Looking just at retail sales (to individual consumers), GM started the year with a 2.4% decline in January, followed that up with a 10.5% plunge in February, and bounced back with a 13.8% gain in March. That averaged out to 0.8% retail sales growth for the full quarter. The total may not be a perfect representation of the General's underlying sales trends, but it's certainly a lot more informative than the monthly gyrations GM reported.
Following a trend from other industries
While General Motors will be the first major automaker to drop monthly sales reporting, other industries moved in this direction years ago. Retailers used to report their comp sales results every month. (A few still do.) Similarly, airlines used to report unit revenue on a monthly basis, but they have been abandoning that practice one by one in recent years.
It may not be a coincidence that GM ended its monthly reporting on a strong note, with double-digit sales growth in March. Management may have wanted to leave investors with confidence that the business is performing well, in order to avoid concerns that it had something to hide. (On a similar note, Delta Air Lines CEO Ed Bastian allowed the carrier to stop reporting monthly results last year, but only after it had achieved three consecutive months of unit revenue growth.)
Some pundits have speculated that GM's move to quarterly sales reports may spur Ford and other competitors to follow in its footsteps. However, that's not guaranteed to happen.

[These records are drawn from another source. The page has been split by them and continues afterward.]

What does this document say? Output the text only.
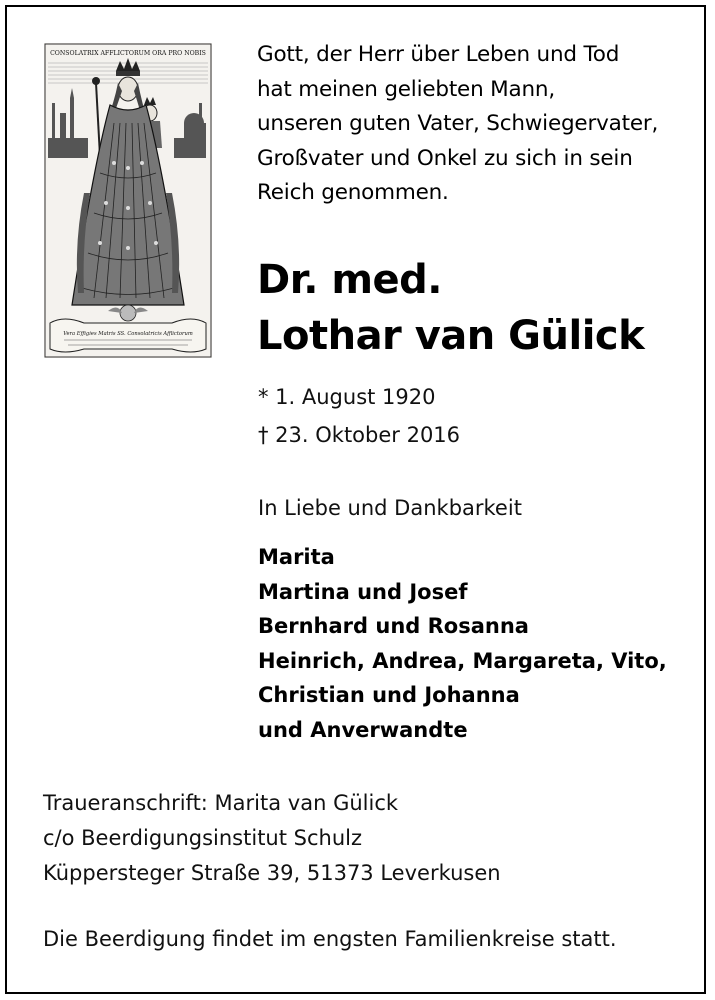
CONSOLATRIX AFFLICTORUM ORA PRO NOBIS
Vera Effigies Matris SS. Consolatricis Afflictorum
Gott, der Herr über Leben und Tod
hat meinen geliebten Mann,
unseren guten Vater, Schwiegervater,
Großvater und Onkel zu sich in sein
Reich genommen.
Dr. med.
Lothar van Gülick
* 1. August 1920
† 23. Oktober 2016
In Liebe und Dankbarkeit
Marita
Martina und Josef
Bernhard und Rosanna
Heinrich, Andrea, Margareta, Vito,
Christian und Johanna
und Anverwandte
Traueranschrift: Marita van Gülick
c/o Beerdigungsinstitut Schulz
Küppersteger Straße 39, 51373 Leverkusen
Die Beerdigung findet im engsten Familienkreise statt.
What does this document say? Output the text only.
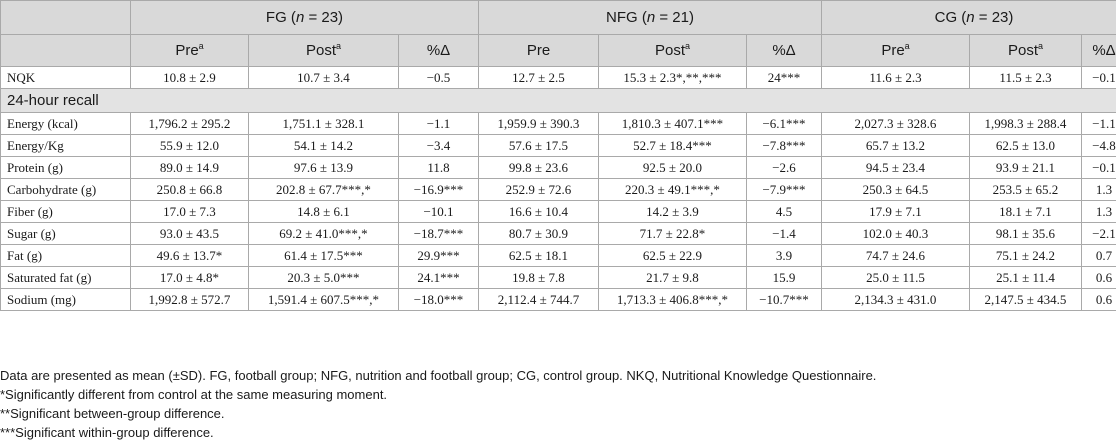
	FG (n = 23)			NFG (n = 21)			CG (n = 23)		
	Pre$^a$	Post$^a$	%Δ	Pre	Post$^a$	%Δ	Pre$^a$	Post$^a$	%Δ
NQK	10.8 ± 2.9	10.7 ± 3.4	−0.5	12.7 ± 2.5	15.3 ± 2.3*,**,***	24***	11.6 ± 2.3	11.5 ± 2.3	−0.1
24-hour recall									
Energy (kcal)	1,796.2 ± 295.2	1,751.1 ± 328.1	−1.1	1,959.9 ± 390.3	1,810.3 ± 407.1***	−6.1***	2,027.3 ± 328.6	1,998.3 ± 288.4	−1.1
Energy/Kg	55.9 ± 12.0	54.1 ± 14.2	−3.4	57.6 ± 17.5	52.7 ± 18.4***	−7.8***	65.7 ± 13.2	62.5 ± 13.0	−4.8
Protein (g)	89.0 ± 14.9	97.6 ± 13.9	11.8	99.8 ± 23.6	92.5 ± 20.0	−2.6	94.5 ± 23.4	93.9 ± 21.1	−0.1
Carbohydrate (g)	250.8 ± 66.8	202.8 ± 67.7***,*	−16.9***	252.9 ± 72.6	220.3 ± 49.1***,*	−7.9***	250.3 ± 64.5	253.5 ± 65.2	1.3
Fiber (g)	17.0 ± 7.3	14.8 ± 6.1	−10.1	16.6 ± 10.4	14.2 ± 3.9	4.5	17.9 ± 7.1	18.1 ± 7.1	1.3
Sugar (g)	93.0 ± 43.5	69.2 ± 41.0***,*	−18.7***	80.7 ± 30.9	71.7 ± 22.8*	−1.4	102.0 ± 40.3	98.1 ± 35.6	−2.1
Fat (g)	49.6 ± 13.7*	61.4 ± 17.5***	29.9***	62.5 ± 18.1	62.5 ± 22.9	3.9	74.7 ± 24.6	75.1 ± 24.2	0.7
Saturated fat (g)	17.0 ± 4.8*	20.3 ± 5.0***	24.1***	19.8 ± 7.8	21.7 ± 9.8	15.9	25.0 ± 11.5	25.1 ± 11.4	0.6
Sodium (mg)	1,992.8 ± 572.7	1,591.4 ± 607.5***,*	−18.0***	2,112.4 ± 744.7	1,713.3 ± 406.8***,*	−10.7***	2,134.3 ± 431.0	2,147.5 ± 434.5	0.6
Data are presented as mean (±SD). FG, football group; NFG, nutrition and football group; CG, control group. NKQ, Nutritional Knowledge Questionnaire.
*Significantly different from control at the same measuring moment.
**Significant between-group difference.
***Significant within-group difference.
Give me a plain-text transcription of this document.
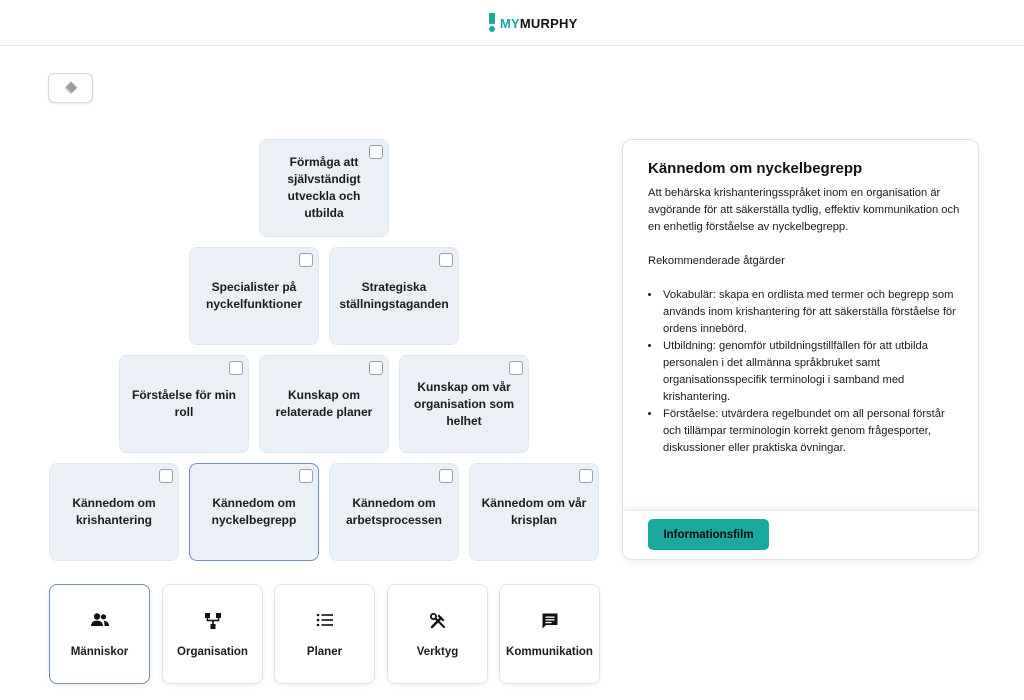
MYMURPHY
Förmåga att självständigt utveckla och utbilda
Specialister på nyckelfunktioner
Strategiska ställningstaganden
Förståelse för min roll
Kunskap om relaterade planer
Kunskap om vår organisation som helhet
Kännedom om krishantering
Kännedom om nyckelbegrepp
Kännedom om arbetsprocessen
Kännedom om vår krisplan
Människor	Organisation	Planer	Verktyg	Kommunikation
Kännedom om nyckelbegrepp

Att behärska krishanteringsspråket inom en organisation är avgörande för att säkerställa tydlig, effektiv kommunikation och en enhetlig förståelse av nyckelbegrepp.

Rekommenderade åtgärder

• Vokabulär: skapa en ordlista med termer och begrepp som används inom krishantering för att säkerställa förståelse för ordens innebörd.
• Utbildning: genomför utbildningstillfällen för att utbilda personalen i det allmänna språkbruket samt organisationsspecifik terminologi i samband med krishantering.
• Förståelse: utvärdera regelbundet om all personal förstår och tillämpar terminologin korrekt genom frågesporter, diskussioner eller praktiska övningar.
Informationsfilm
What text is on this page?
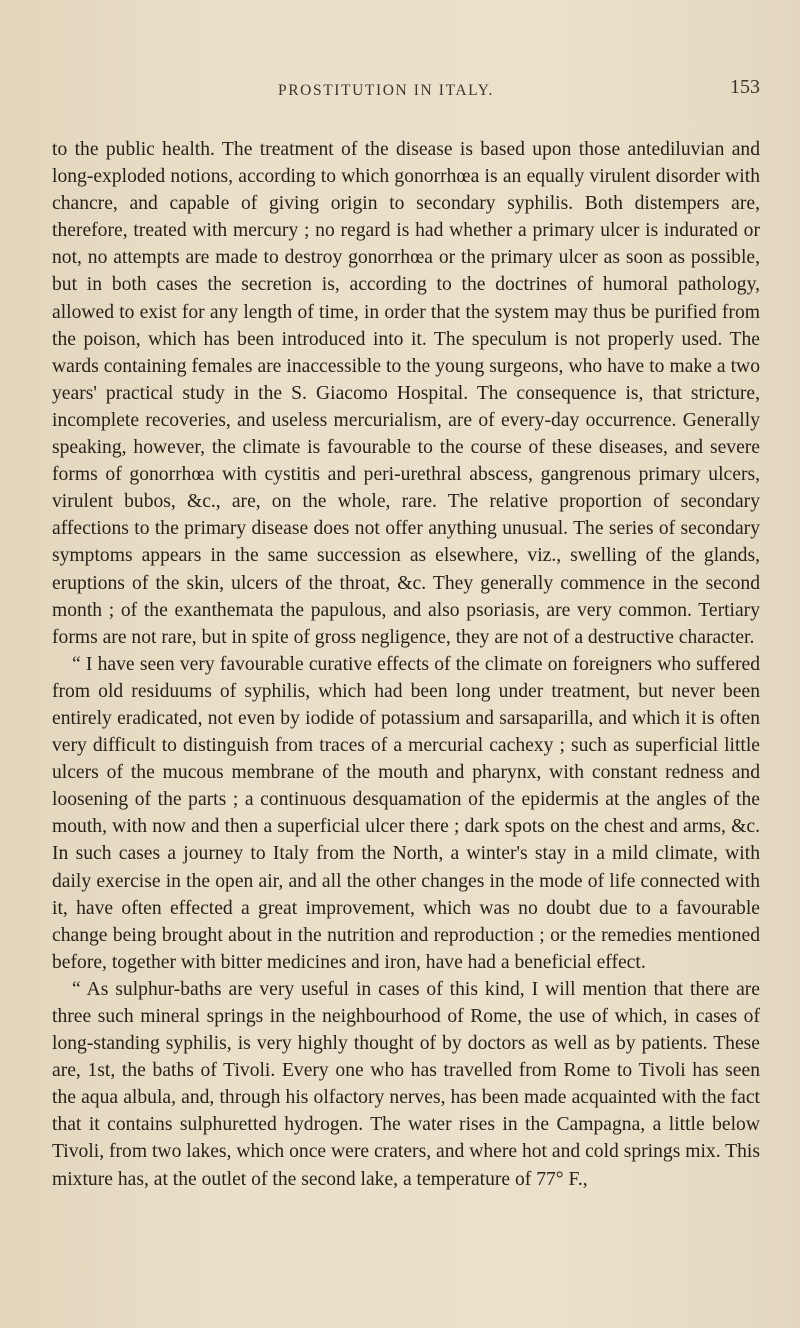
PROSTITUTION IN ITALY.	153

to the public health. The treatment of the disease is based upon those antediluvian and long-exploded notions, according to which gonorrhœa is an equally virulent disorder with chancre, and capable of giving origin to secondary syphilis. Both distempers are, therefore, treated with mercury ; no regard is had whether a primary ulcer is indurated or not, no attempts are made to destroy gonorrhœa or the primary ulcer as soon as possible, but in both cases the secretion is, according to the doctrines of humoral pathology, allowed to exist for any length of time, in order that the system may thus be purified from the poison, which has been introduced into it. The speculum is not properly used. The wards containing females are inaccessible to the young surgeons, who have to make a two years' practical study in the S. Giacomo Hospital. The consequence is, that stricture, incomplete recoveries, and useless mercurialism, are of every-day occurrence. Generally speaking, however, the climate is favourable to the course of these diseases, and severe forms of gonorrhœa with cystitis and peri-urethral abscess, gangrenous primary ulcers, virulent bubos, &c., are, on the whole, rare. The relative proportion of secondary affections to the primary disease does not offer anything unusual. The series of secondary symptoms appears in the same succession as elsewhere, viz., swelling of the glands, eruptions of the skin, ulcers of the throat, &c. They generally commence in the second month ; of the exanthemata the papulous, and also psoriasis, are very common. Tertiary forms are not rare, but in spite of gross negligence, they are not of a destructive character.

“ I have seen very favourable curative effects of the climate on foreigners who suffered from old residuums of syphilis, which had been long under treatment, but never been entirely eradicated, not even by iodide of potassium and sarsaparilla, and which it is often very difficult to distinguish from traces of a mercurial cachexy ; such as superficial little ulcers of the mucous membrane of the mouth and pharynx, with constant redness and loosening of the parts ; a continuous desquamation of the epidermis at the angles of the mouth, with now and then a superficial ulcer there ; dark spots on the chest and arms, &c. In such cases a journey to Italy from the North, a winter's stay in a mild climate, with daily exercise in the open air, and all the other changes in the mode of life connected with it, have often effected a great improvement, which was no doubt due to a favourable change being brought about in the nutrition and reproduction ; or the remedies mentioned before, together with bitter medicines and iron, have had a beneficial effect.

“ As sulphur-baths are very useful in cases of this kind, I will mention that there are three such mineral springs in the neighbourhood of Rome, the use of which, in cases of long-standing syphilis, is very highly thought of by doctors as well as by patients. These are, 1st, the baths of Tivoli. Every one who has travelled from Rome to Tivoli has seen the aqua albula, and, through his olfactory nerves, has been made acquainted with the fact that it contains sulphuretted hydrogen. The water rises in the Campagna, a little below Tivoli, from two lakes, which once were craters, and where hot and cold springs mix. This mixture has, at the outlet of the second lake, a temperature of 77° F.,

For one thing, it would be harder for Ford to move away from monthly reporting in the near future, given that it has been facing substantial sales and earnings pressure recently. Additionally, the company's management seems to prefer greater interaction with investors. More than four years after GM ended its monthly sales calls, Ford's are still going strong.
This shift can't hurt
From General Motors' perspective, there isn't much potential downside to ending the practice of monthly sales reporting.
In theory, monthly reports might boost the stock price if the availability of frequent business updates gave investors the confidence to award GM stock a high valuation. Clearly, that hasn't worked: General Motors stock trades for just six times earnings. To be fair, auto manufacturing is a cyclical industry, which justifies lower earnings multiples during good years -- but six times earnings is absurdly low relative to the rest of the market.
It's possible that the monthly sales reports have actually been holding back General Motors stock. The constant drumbeat of sales updates may be diverting investors' attention from bigger-picture trends, such as GM's improving product portfolio, its investments in next-generation technology, and its cost-cutting success. Since Mr. Market can't seem to tune out the noise, the best move might be to eliminate it entirely.